Slide Away" tells the story of an ocean boy as well as a city girl phasing out of their relationship. The lyrics explain the breakup almost also accurately: "Grow up, we're not 17" (they began dating in 2009 while she was indeed 17); "Think I'm gonna miss these harbor lights" (Miley once sang about how Liam led her to the coast on 2017's "Malibu"); "Baby, we were noticed, however right now we're lost" (while they rekindled their partnership in every other, they’ve lose their sense of self). It's concise and clear.
While Liam posted a
detail-devoid statement over on his Instagram, Miley's song did the same job — nevertheless more revealing and emotionally charged. It's closure, even once we've barely had time to wallow in their separation. Even before she fired off a string of tweets
denying her infidelity, fans weren't exactly left hanging. The song mentioned it all.
At the
2019 VMAs, Miley avoided the red carpet and interviews altogether, as an alternative letting her black-and-white efficiency of "Slide Away" speak for itself. With just the right quantity of vulnerability — hair wet, legs exposed, flanked only by a line of string players — her voice exuded power and independence (a stark contrast from her romantic, teary
Billboard Music Awards performance in 2017).
In a time whenever social media makes us feel closer to well known people than we actually are, the expedited breakup song is starting to take the place of a breakup statement (or silence, for that matter). Nearly two weeks soon after Ariana Grande and Pete Davidson's whirlwind engagement ended, we got "
thank u, next" — where we learned that there was no animosity on Ariana's end; she was just "grateful" for her ex. The song spawned the swift release of
an entire LP of post-breakup tunes, free from an extended hefty rollout plan, just six months soon after her
Sweetener album. And any time Halsey and G-Eazy were dunzo, we got "

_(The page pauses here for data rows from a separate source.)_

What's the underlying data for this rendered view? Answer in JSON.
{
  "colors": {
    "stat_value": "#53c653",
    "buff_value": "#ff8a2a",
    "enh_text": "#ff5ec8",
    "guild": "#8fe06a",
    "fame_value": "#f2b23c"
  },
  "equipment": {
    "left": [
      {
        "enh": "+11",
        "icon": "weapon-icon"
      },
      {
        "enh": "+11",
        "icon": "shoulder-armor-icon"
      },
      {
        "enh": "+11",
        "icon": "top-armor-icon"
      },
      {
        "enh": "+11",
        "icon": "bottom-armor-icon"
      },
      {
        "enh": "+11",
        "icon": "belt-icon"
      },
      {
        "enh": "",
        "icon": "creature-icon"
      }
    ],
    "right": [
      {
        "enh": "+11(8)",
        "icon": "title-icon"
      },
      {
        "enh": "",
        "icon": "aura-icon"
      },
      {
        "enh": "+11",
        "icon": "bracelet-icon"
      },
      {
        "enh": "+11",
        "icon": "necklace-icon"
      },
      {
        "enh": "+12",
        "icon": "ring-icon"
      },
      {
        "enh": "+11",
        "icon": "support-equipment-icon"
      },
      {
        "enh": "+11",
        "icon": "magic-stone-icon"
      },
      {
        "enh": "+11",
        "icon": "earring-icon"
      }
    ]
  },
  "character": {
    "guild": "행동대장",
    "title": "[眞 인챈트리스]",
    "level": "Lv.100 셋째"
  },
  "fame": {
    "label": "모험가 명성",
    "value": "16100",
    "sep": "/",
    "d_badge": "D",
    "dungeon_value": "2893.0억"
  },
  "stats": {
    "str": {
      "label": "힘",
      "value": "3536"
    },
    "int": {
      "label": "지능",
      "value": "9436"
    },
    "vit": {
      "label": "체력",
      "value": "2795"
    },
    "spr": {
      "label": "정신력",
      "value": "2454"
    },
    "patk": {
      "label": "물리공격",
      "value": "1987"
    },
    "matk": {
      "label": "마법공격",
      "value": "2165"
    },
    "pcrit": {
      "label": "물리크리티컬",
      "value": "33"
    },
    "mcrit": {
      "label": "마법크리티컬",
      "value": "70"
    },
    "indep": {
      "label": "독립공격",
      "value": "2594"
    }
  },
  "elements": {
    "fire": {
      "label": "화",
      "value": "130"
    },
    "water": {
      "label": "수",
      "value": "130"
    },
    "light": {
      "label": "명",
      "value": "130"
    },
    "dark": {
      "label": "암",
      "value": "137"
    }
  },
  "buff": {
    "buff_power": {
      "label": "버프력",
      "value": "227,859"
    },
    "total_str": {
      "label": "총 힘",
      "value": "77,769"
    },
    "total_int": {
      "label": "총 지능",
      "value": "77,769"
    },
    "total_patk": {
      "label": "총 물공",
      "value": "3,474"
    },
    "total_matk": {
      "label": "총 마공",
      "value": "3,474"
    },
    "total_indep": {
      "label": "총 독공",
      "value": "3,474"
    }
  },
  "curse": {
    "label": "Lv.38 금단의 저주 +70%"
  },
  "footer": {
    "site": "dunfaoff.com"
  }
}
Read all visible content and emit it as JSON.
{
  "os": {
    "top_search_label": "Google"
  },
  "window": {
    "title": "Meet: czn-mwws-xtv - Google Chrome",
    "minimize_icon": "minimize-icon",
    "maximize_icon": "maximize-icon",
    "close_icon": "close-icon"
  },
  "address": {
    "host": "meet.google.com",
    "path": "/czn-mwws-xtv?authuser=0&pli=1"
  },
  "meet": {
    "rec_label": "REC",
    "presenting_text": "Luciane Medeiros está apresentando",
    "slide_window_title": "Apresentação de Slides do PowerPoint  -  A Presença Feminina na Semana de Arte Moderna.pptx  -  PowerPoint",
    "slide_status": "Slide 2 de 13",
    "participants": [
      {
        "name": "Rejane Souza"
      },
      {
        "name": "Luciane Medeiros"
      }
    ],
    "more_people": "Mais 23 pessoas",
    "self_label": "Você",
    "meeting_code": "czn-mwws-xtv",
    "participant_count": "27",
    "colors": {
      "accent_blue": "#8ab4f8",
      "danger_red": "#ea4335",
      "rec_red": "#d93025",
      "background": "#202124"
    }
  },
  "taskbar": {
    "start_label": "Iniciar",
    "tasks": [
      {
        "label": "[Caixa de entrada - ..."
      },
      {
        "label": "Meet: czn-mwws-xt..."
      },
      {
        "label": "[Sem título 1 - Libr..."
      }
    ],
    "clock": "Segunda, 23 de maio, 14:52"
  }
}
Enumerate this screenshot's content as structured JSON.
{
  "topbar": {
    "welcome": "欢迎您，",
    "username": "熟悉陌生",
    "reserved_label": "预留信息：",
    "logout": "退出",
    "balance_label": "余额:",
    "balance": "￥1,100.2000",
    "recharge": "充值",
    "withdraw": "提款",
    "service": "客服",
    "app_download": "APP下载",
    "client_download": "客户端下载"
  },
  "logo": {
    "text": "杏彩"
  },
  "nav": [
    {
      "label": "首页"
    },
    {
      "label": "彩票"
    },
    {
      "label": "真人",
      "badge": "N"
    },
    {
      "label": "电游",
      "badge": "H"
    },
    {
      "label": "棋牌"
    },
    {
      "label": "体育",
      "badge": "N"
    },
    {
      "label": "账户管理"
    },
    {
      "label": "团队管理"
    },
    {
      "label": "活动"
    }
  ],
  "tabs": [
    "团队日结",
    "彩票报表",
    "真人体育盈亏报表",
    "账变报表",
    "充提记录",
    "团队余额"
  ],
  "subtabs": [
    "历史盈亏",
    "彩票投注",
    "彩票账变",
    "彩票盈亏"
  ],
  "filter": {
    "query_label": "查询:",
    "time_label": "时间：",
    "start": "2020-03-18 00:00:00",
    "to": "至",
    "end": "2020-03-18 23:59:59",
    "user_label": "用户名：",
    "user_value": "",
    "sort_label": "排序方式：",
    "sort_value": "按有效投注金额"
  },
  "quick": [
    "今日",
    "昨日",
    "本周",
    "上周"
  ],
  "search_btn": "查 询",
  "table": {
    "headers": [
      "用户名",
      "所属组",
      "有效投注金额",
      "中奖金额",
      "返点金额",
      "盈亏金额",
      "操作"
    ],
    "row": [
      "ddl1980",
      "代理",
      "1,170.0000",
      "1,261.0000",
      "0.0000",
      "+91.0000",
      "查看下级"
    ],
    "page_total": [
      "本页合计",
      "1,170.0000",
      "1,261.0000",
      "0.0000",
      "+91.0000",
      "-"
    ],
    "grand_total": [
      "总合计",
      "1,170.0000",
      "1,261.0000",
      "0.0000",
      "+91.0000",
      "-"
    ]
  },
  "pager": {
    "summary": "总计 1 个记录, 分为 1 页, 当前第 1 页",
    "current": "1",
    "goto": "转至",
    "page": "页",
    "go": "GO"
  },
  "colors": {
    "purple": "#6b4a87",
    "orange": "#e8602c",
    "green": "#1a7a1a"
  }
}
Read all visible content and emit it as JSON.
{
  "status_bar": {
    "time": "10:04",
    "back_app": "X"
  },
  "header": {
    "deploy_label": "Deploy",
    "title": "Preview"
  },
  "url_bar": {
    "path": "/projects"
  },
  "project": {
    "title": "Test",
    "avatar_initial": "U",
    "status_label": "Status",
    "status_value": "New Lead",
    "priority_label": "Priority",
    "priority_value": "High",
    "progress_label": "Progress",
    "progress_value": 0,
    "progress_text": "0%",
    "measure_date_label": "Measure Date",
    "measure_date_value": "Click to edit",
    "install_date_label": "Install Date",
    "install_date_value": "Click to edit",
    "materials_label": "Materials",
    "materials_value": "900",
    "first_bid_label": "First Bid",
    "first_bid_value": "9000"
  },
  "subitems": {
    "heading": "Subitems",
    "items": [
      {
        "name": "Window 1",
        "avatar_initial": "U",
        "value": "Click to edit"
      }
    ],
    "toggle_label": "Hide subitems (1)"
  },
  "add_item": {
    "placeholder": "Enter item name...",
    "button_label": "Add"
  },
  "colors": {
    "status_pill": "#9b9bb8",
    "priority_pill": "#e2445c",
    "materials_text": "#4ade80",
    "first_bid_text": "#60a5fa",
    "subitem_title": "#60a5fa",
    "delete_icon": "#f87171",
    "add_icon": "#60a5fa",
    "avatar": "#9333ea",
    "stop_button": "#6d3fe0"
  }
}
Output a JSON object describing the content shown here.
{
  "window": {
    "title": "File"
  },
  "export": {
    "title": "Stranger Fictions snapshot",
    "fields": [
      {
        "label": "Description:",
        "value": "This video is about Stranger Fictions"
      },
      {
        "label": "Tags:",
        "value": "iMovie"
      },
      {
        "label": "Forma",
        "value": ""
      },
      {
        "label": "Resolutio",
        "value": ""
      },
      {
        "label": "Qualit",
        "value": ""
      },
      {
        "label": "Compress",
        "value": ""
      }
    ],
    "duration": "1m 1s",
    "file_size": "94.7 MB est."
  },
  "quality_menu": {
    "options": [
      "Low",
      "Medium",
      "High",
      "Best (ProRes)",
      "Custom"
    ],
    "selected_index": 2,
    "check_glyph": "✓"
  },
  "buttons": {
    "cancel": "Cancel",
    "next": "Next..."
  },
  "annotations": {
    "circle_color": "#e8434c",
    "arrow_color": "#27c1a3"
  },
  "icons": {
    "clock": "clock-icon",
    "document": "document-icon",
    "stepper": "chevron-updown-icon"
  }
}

Without Me," an one-off single about a dude that took "advantage" of Halsey. The song stood alone without an album or EP to live on, capitalizing off the narrative of Halsey's own life rather than abiding to an album cycle. It's worth noting that both "thank u, next" and "Without Me" were Ariana and Halsey's first No. 1 (solo) songs on the
Billboard Hot 100, respectively.
Fans aren't entitled to these breakup tunes, yet with the success of Halsey and Ariana's songs, @they could just entice record labels to break format and give the people what they want. And what we want is a cap to a celebrity storyline — one that might even mimic our own.
In 2015, my Spotify was crammed full of breakup playlists. They helped me wallow in my own issues. Lyrics from Beyoncé's "
Jealous" and Nicki Minaj's "
The Crying Game" gave me words as soon as all I may do was sob. Even right after my heart had healed, I returned to these playlists to commemorate the tough time — like glancing at a tattoo you got as a reminder of the dark days. I made my sister a playlist for her breakup. My companions with boy problems get links from me day-to-day. Annoying? Perhaps! Nevertheless I guess it's my way of saying, "Hey, I don't know what to mention to you now, nevertheless Tove Lo does."
Miley's "Slide Away" is just more proof: Bring on the era of the emergency breakup bops, separation songs, dissolution ditties, ghosting galops, and what have you. We're habitually going to need them.
P.S. I still hope Miley and Liam get back together.